Influence of domain disorder on parametric noise in quasi-phase-matched quantum frequency converters

Ideal quantum frequency conversion (QFC) devices enable wavelength translation of a quantum state of light while preserving its essential quantum characteristics, namely photon statistics and coherence. However, the generation of noise photons due to spontaneous scattering of the strong classical pump used in the three-wave mixing process can limit QFC fidelity. We experimentally and theoretically characterize the noise properties of a difference-frequency generation device for QFC and find that fabrication errors in the quasi-phase-matching grating enhance generation of noise photons by parametric fluorescence.
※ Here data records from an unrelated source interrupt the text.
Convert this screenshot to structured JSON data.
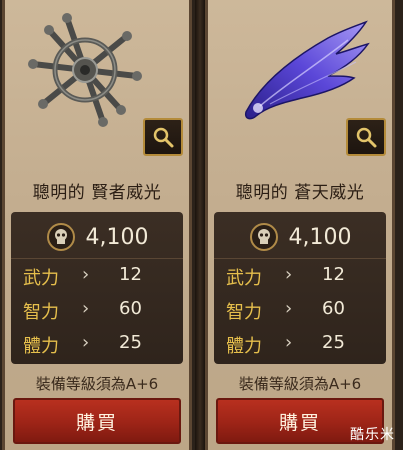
{
  "items": [
    {
      "name": "聰明的 賢者威光",
      "art": "wheel-spokes",
      "price": "4,100",
      "stats": [
        {
          "label": "武力",
          "arrow": "›",
          "value": "12"
        },
        {
          "label": "智力",
          "arrow": "›",
          "value": "60"
        },
        {
          "label": "體力",
          "arrow": "›",
          "value": "25"
        }
      ],
      "requirement": "裝備等級須為A+6",
      "buy_label": "購買"
    },
    {
      "name": "聰明的 蒼天威光",
      "art": "blue-wing",
      "price": "4,100",
      "stats": [
        {
          "label": "武力",
          "arrow": "›",
          "value": "12"
        },
        {
          "label": "智力",
          "arrow": "›",
          "value": "60"
        },
        {
          "label": "體力",
          "arrow": "›",
          "value": "25"
        }
      ],
      "requirement": "裝備等級須為A+6",
      "buy_label": "購買"
    }
  ],
  "watermark": "酷乐米",
  "colors": {
    "stat_label": "#e6bf4c",
    "buy_button": "#9d2417",
    "panel": "#342820",
    "card": "#c7b294"
  }
}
Efficiency pedestal in quasi-phase-matching devices with random duty-cycle errors

It is shown that random duty-cycle errors in quasi-phase-matching (QPM) nonlinear optical devices enhance the efficiency of processes far from the QPM peak. An analytical theory is shown to agree well with numerical solutions of second-harmonic generation (SHG) in disordered QPM gratings. The measured efficiency of 1550 nm band SHG in a periodically poled lithium niobate (PPLN) waveguide away from the QPM peak agrees with observations of domain disorder in a PPLN wafer by Zygo interferometry. If suppression of parasitic nonlinear interactions is important in a specific application of QPM devices, control of random duty-cycle errors is critical.
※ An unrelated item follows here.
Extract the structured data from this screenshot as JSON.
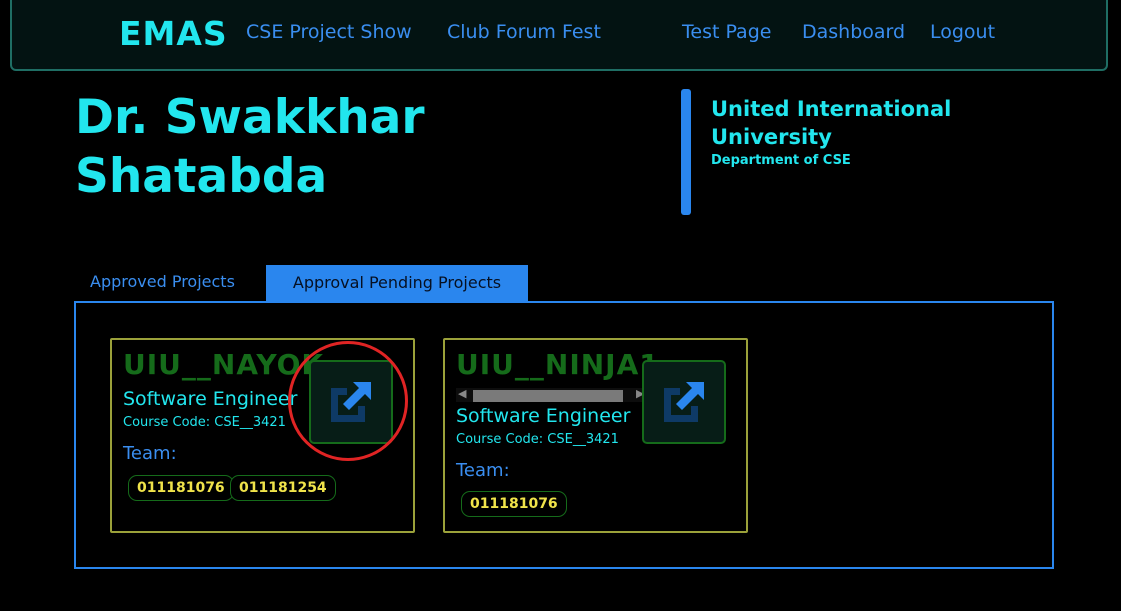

Nonlinear Interaction between Single Photons

Harnessing nonlinearities strong enough to allow single photons to interact with one another is not only a fascinating challenge but also central to numerous advanced applications in quantum information science. Here we report the nonlinear interaction between two single photons. Each photon is generated in independent parametric down-conversion sources. They are subsequently combined in a nonlinear waveguide where they are converted into a single photon of higher energy by the process of sum-frequency generation. Our approach results in the direct generation of photon triplets. More generally, it highlights the potential for quantum nonlinear optics with integrated devices and, as the photons are at telecom wavelengths, it opens the way towards novel applications in quantum communication such as device-independent quantum key distribution.
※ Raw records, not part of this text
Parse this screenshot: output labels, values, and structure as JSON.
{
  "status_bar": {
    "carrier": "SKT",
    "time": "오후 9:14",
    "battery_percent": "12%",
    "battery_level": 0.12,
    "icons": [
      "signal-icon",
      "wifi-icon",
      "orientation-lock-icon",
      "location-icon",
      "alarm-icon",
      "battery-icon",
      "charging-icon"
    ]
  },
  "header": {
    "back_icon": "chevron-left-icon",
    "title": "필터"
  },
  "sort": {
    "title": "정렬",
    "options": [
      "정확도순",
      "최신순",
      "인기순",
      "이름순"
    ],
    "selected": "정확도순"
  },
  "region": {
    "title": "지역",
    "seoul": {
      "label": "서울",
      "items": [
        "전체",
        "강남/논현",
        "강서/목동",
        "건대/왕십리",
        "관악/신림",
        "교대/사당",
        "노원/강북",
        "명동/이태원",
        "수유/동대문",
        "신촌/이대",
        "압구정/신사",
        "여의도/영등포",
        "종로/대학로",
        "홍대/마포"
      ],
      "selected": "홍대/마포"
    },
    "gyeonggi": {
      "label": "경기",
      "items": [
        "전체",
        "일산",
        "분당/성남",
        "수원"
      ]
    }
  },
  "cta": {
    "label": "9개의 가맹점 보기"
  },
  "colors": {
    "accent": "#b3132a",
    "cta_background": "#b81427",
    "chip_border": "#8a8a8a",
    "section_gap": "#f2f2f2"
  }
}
Picosecond all-optical switching in hydrogenated amorphous silicon microring resonators

We utilize cross-phase modulation to observe all-optical switching in microring resonators fabricated with hydrogenated amorphous silicon (a-Si:H). Using 2.7-ps pulses from a mode-locked fiber laser in the telecom C-band, we observe optical switching of a cw telecom-band probe with full-width at half-maximum switching times of 14.8 ps, using approximately 720 fJ of energy deposited in the microring. In comparison with telecom-band optical switching in undoped crystalline silicon microrings, a-Si:H exhibits substantially higher switching speeds due to reduced impact of free-carrier processes.

Ultralow noise up-conversion detector and spectrometer for the telecom band

We demonstrate up-conversion single-photon detection for the 1550-nm telecommunications band using a PPLN waveguide, long-wavelength pump, and narrowband filtering using a volume Bragg grating. We achieve total-system detection efficiency of around 30% with noise at the dark-count level of a Silicon APD. Based on the new detector, a single-pixel up-conversion infrared spectrometer with a noise equivalent power of -142 dBm Hz(-1/2) was demonstrated, which was as good as a liquid nitrogen cooled CCD camera.

Downconversion quantum interface for a single quantum dot spin and 1550-nm single-photon channel.

We report an ultrafast downconversion quantum interface, where 910-nm single photons from a quantum dot are downconverted to the 1.5-μm telecom band with sub-10 picosecond pulses at 2.2-μm, enabling the demonstration of quantum-dot spin-photon entanglement.